Forum Discussion
Understand Data Factory Data Flow REST source behaviour when the response is json array
{
"page": 2,
"per_page": 6,
"total": 12,
"total_pages": 2,
"data": [
{
"id": 7,
"email": "email address removed for privacy reasons",
"first_name": "Michael",
"last_name": "Lawson",
"avatar": "https://reqres.in/img/faces/7-image.jpg"
},
{
"id": 8,
"email": "email address removed for privacy reasons",
"first_name": "Lindsay",
"last_name": "Ferguson",
"avatar": "https://reqres.in/img/faces/8-image.jpg"
},
],
"support": {
"url": "https://reqres.in/#support-heading",
"text": "To keep ReqRes free, contributions towards server costs are appreciated!"
}
}
As you can see, the response payload is a Json Object with a data array containing the actual data content.
I need to unroll the data field and save it in a csv file using a Data Flow.

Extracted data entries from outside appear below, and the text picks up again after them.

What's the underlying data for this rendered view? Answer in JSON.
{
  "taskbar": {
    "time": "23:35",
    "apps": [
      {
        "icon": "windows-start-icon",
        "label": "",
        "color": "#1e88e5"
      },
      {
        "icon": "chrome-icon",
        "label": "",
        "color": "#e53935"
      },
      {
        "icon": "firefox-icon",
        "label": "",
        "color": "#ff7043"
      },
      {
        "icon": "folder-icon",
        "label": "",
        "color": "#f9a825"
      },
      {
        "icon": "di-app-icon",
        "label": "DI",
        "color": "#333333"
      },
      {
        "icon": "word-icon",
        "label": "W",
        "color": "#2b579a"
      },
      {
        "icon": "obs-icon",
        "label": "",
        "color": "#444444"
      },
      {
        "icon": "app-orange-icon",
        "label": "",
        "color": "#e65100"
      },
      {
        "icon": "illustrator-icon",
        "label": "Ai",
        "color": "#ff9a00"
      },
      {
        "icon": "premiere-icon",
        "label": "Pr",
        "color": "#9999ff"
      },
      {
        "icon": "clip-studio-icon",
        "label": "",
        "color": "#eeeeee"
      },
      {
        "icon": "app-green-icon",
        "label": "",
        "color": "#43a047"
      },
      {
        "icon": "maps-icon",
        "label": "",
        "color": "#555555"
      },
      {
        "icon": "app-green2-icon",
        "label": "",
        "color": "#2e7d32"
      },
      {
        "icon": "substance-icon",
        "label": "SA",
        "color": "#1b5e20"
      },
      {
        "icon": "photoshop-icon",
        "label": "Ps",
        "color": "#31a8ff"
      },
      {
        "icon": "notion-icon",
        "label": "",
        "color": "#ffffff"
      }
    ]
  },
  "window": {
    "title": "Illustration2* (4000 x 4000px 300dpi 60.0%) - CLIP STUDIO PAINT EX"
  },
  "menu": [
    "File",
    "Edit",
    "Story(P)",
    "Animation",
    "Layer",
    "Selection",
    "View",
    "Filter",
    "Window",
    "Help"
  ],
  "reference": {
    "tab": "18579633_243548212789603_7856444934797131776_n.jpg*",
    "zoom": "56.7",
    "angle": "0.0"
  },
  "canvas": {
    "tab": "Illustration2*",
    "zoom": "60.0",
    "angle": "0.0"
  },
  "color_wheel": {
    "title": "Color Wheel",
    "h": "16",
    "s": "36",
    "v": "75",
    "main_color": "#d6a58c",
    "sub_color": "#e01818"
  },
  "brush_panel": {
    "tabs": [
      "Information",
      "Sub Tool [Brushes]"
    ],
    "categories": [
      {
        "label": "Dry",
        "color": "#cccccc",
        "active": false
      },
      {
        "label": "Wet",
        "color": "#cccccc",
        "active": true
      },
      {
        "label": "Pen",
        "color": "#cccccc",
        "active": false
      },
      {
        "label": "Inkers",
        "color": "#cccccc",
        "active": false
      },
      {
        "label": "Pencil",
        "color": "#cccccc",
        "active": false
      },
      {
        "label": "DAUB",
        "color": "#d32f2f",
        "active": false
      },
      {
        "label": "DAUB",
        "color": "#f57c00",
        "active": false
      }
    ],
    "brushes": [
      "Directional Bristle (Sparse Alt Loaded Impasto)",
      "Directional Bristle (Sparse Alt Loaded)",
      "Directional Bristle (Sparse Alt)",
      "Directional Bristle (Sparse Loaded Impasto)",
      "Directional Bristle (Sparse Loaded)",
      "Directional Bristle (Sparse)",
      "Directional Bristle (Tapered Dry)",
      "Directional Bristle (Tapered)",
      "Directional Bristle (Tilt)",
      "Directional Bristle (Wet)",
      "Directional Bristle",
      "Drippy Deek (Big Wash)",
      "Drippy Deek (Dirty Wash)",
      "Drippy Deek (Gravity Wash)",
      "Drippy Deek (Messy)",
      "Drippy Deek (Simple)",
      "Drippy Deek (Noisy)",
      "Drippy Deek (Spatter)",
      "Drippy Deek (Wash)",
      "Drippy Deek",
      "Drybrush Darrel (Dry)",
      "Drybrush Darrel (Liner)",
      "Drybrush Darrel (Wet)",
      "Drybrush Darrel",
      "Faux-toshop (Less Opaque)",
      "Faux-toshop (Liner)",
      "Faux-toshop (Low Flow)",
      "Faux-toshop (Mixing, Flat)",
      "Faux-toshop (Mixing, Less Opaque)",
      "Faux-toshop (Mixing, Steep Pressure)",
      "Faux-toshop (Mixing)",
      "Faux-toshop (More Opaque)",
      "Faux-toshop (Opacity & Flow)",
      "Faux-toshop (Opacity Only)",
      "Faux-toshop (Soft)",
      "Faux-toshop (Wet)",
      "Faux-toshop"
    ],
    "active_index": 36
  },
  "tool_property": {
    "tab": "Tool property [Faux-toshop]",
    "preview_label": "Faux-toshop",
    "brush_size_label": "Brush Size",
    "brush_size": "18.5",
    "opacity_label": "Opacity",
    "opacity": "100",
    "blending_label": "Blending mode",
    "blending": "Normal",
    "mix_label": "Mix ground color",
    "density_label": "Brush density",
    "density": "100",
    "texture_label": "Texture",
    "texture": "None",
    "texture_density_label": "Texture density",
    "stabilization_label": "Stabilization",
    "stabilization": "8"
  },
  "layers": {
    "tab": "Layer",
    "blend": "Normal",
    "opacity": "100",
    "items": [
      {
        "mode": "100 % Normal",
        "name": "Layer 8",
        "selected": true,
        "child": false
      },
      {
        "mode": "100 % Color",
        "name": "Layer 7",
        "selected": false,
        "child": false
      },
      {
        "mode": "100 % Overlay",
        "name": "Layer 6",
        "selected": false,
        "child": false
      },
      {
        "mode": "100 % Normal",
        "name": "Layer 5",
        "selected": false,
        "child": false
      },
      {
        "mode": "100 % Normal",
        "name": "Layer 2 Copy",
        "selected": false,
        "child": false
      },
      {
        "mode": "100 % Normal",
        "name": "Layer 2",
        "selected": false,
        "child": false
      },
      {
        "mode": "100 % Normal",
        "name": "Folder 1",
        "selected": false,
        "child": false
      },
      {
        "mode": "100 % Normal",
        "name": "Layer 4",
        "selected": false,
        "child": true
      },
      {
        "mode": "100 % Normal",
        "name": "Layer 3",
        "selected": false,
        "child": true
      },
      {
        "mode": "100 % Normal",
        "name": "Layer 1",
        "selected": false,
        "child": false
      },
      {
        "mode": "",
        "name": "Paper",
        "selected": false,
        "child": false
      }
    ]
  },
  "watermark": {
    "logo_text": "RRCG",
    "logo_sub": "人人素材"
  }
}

That's pretty straightforward:
- Source Projection is defining a field named data of type complex array inside the body column:
- Let's now unroll by data field and use an explicit mapping:
- Just make data flow into the Sink with the auto-map feature:
Now, let's change our source, with a slightly different response (https://jsonplaceholder.typicode.com/posts)
[
{
"userId": 1,
"id": 1,
"title": "sunt aut facere repellat",
"body": "quia et suscipit suscipit recusandae consequuntur expedita"
},
{
"userId": 1,
"id": 2,
"title": "qui est esse",
"body": "est rerum tempore vitae"
},
{
"userId": 1,
"id": 3,
"title": "ea molestias",
"body": "et iusto sed quo"
},
{
"userId": 1,
"id": 4,
"title": "eum et est occaecati",
"body": "ullam et saepe reiciendis voluptatem adipisci"
}
]
In this case, the response body is just a Json Array. This particular detail, makes it impossible to reach the same goal as before.
The projection shows the body which is defined as a complex object and not as a complex array as I would expect.
In fact, unrolling data will be not allowed (the option is grayed out)
Also, trying to directly write the body field into a csv sink will result in a validation error:
Eventually, I found a workaround where you should use the Aggregate task combined with the collect() function. But, it is just a lot of overhead.
I still think I'm missing something, but it seems that Data Factory Data Flows don't support Json Array object as a response payload from a REST source.